Até o outono de 2025, filmes que, de uma forma ou de outra, contenham informações sobre pessoas sem filhos ou com ideologia semelhante poderão desaparecer das plataformas. Por exemplo, [...] isso poderia incluir a popular série "House of Cards ", na qual a heroína Claire sempre coloca sua carreira em primeiro lugar. Outro exemplo ao qual ele faz alusão é ' Sex and the City', com foco na personagem Samantha.
Eles são os únicos?
Não. A publicação sugere mais títulos. Por exemplo, a personagem Brienne em 'Game of Thrones' ou até mesmo aponta para uma das sagas mais populares de Hollywood, aquela inspirada nos romances jovens adultos de J.K. Rowling. "Mesmo na inofensiva saga Harry Potter acreditamos encontrar um indício de liberdade infantil: a Professora McGonagall não teve filhos", observa a revista, embora acrescente: "Deve-se admitir que não está claro se esta foi uma escolha consciente ou se algo deu errado."
A taxa de natalidade russa é tão ruim assim?
Seus números certamente não são bons. E isso apesar do fato de que o acesso às suas estatísticas demográficas se tornou mais complicado justamente por causa da "queda" na taxa de natalidade. De acordo com dados da Rosstat citados por Idhus, o país registrou 195.400 nascimentos nos primeiros dois meses deste ano, 3% a menos que em 2024.

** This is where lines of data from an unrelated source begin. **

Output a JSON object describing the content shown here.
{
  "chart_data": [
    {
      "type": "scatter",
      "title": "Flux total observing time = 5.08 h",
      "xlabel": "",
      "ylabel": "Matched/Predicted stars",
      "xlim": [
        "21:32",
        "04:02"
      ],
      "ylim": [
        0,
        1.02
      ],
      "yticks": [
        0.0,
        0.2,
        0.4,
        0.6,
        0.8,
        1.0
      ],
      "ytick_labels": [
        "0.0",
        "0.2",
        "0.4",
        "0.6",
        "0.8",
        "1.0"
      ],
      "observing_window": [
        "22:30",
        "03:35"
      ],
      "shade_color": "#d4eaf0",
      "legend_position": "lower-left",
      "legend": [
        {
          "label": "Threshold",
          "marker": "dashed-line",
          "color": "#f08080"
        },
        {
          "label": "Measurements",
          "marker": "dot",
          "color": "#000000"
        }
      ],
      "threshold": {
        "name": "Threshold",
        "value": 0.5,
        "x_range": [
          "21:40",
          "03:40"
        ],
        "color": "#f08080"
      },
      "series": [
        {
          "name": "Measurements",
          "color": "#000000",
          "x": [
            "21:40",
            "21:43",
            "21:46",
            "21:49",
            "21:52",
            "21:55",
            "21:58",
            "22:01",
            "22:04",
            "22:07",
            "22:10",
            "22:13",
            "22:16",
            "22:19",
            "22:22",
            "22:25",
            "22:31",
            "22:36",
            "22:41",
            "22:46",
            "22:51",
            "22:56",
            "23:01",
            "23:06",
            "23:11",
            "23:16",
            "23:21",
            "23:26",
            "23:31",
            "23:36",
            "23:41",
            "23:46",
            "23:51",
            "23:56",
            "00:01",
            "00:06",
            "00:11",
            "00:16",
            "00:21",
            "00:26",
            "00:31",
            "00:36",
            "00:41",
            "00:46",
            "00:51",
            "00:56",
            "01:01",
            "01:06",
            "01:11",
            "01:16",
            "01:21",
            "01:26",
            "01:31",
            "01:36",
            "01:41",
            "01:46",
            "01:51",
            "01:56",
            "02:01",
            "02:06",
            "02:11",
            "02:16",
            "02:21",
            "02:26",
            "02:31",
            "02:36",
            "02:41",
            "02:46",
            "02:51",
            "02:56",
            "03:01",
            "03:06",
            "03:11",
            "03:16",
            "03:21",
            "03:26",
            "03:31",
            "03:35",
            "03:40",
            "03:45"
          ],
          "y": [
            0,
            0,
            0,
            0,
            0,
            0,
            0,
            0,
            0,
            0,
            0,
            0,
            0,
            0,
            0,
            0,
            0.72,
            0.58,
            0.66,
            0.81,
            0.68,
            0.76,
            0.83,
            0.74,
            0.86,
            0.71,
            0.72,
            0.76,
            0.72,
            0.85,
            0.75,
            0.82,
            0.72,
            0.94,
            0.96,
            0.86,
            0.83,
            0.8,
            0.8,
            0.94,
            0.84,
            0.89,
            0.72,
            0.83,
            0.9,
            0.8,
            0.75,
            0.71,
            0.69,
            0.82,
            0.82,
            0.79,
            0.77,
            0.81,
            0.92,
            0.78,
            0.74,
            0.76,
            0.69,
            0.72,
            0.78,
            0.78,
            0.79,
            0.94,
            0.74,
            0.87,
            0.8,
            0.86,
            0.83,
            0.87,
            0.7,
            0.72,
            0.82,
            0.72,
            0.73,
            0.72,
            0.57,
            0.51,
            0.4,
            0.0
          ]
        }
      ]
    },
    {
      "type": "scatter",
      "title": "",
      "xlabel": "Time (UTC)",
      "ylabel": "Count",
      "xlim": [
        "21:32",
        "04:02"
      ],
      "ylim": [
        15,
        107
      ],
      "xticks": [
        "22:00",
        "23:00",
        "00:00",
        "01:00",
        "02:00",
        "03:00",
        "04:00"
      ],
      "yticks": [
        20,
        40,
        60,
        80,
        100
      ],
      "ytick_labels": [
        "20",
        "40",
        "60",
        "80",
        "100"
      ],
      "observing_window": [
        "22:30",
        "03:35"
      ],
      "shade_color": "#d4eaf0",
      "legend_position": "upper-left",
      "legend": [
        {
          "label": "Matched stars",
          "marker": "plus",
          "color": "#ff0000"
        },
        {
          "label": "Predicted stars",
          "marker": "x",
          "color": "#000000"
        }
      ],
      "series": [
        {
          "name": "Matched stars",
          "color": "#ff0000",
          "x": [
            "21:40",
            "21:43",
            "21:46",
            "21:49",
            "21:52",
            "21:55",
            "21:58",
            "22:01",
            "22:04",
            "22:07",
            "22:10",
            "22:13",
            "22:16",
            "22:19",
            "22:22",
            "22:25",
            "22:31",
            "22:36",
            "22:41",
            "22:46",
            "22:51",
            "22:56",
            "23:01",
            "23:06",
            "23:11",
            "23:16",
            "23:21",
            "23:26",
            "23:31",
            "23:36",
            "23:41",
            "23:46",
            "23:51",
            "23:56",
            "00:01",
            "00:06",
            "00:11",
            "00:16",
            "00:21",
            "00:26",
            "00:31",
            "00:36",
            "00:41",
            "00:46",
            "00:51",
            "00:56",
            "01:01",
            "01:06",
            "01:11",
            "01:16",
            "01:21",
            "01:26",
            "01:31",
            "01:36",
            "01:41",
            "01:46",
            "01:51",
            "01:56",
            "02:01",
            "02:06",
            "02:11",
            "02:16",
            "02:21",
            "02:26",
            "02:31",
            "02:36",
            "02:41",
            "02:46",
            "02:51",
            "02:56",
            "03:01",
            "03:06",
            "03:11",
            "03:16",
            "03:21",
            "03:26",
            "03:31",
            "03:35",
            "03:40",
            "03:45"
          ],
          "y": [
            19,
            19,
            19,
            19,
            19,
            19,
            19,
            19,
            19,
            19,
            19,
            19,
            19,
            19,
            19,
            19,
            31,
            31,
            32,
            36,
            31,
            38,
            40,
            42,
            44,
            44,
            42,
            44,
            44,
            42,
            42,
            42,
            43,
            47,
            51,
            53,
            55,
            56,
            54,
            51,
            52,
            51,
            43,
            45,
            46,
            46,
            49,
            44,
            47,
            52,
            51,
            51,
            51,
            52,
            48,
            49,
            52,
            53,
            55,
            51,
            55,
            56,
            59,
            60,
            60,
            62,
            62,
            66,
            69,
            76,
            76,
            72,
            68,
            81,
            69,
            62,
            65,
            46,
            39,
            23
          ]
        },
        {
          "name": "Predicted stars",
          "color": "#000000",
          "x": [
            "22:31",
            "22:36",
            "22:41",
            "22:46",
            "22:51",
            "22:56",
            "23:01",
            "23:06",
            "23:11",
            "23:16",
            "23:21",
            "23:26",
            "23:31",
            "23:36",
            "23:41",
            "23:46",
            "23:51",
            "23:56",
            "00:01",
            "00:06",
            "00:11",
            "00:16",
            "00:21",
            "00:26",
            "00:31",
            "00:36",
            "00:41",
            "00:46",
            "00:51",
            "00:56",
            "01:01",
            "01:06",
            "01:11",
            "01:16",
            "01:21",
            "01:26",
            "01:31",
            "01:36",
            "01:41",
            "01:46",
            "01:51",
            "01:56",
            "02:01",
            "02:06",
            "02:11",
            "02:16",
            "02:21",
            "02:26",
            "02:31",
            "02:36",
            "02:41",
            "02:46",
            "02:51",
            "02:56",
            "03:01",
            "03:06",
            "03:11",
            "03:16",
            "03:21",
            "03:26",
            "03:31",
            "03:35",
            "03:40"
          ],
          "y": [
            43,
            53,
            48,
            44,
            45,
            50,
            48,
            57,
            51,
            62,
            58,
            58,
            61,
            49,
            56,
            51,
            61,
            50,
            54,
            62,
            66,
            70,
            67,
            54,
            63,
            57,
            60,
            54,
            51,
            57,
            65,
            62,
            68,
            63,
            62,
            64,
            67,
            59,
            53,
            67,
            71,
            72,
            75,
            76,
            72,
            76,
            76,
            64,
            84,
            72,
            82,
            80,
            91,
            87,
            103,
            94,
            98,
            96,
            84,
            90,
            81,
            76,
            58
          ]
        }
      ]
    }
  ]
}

O demógrafo Alexei Raksha estima que em fevereiro, um mês particularmente ruim, a taxa de natalidade russa estava no nível mais baixo desde o século XIX. Essa situação é agravada pelas 331.100 mortes registradas em um país em guerra com a Ucrânia (o conflito resultou em milhares de vítimas de ambos os lados), o que resultou em uma perda populacional.
Os gráficos do Grupo Banco Mundial mostram que a população total do país caiu nos últimos anos, afastando-se dos 150 milhões de habitantes atingidos no início da década de 1990. Em 2023, e sem incluir os territórios ocupados na Ucrânia, serão cerca de 144 milhões. Algumas projeções estimam que em apenas duas décadas esse número cairá para 132 milhões e, no pior cenário, no início do próximo século, cairá para 83 milhões.
"Que volte a ser moda"
A posição do Kremlin sobre esses números é clara. Há alguns meses, Putin estabeleceu uma meta para seu governo: tornar possível que "ter muitos filhos volte a ser moda", com famílias numerosas ajudando a evitar que o motor demográfico do país sofra uma gripe.
Para esse fim, Moscou implementou uma ampla gama de medidas, assim como fizeram outras nações com declínio demográfico, como China e Coreia do Sul. No caso da Rússia, essa receita "pró-nascimento" inclui ajuda às famílias, uma postura mais dura em relação ao aborto e decisões controversas, como incentivos para que jovens engravidem ou medidas destinadas a silenciar a "propaganda" anti-nascimento.
"Proteger da ideologia"
"É importante proteger as pessoas, especialmente as gerações mais jovens, da ideologia da ausência de filhos imposta a elas na internet, na mídia, nos filmes e na publicidade", argumentou o presidente da Duma, Volodin, no ano passado. Agora, outro conjunto de medidas foi adicionado, com foco específico nos estilos de vida retratados nos filmes: nada mais de filmes ou séries com mulheres satisfeitas que colocam suas carreiras antes da maternidade.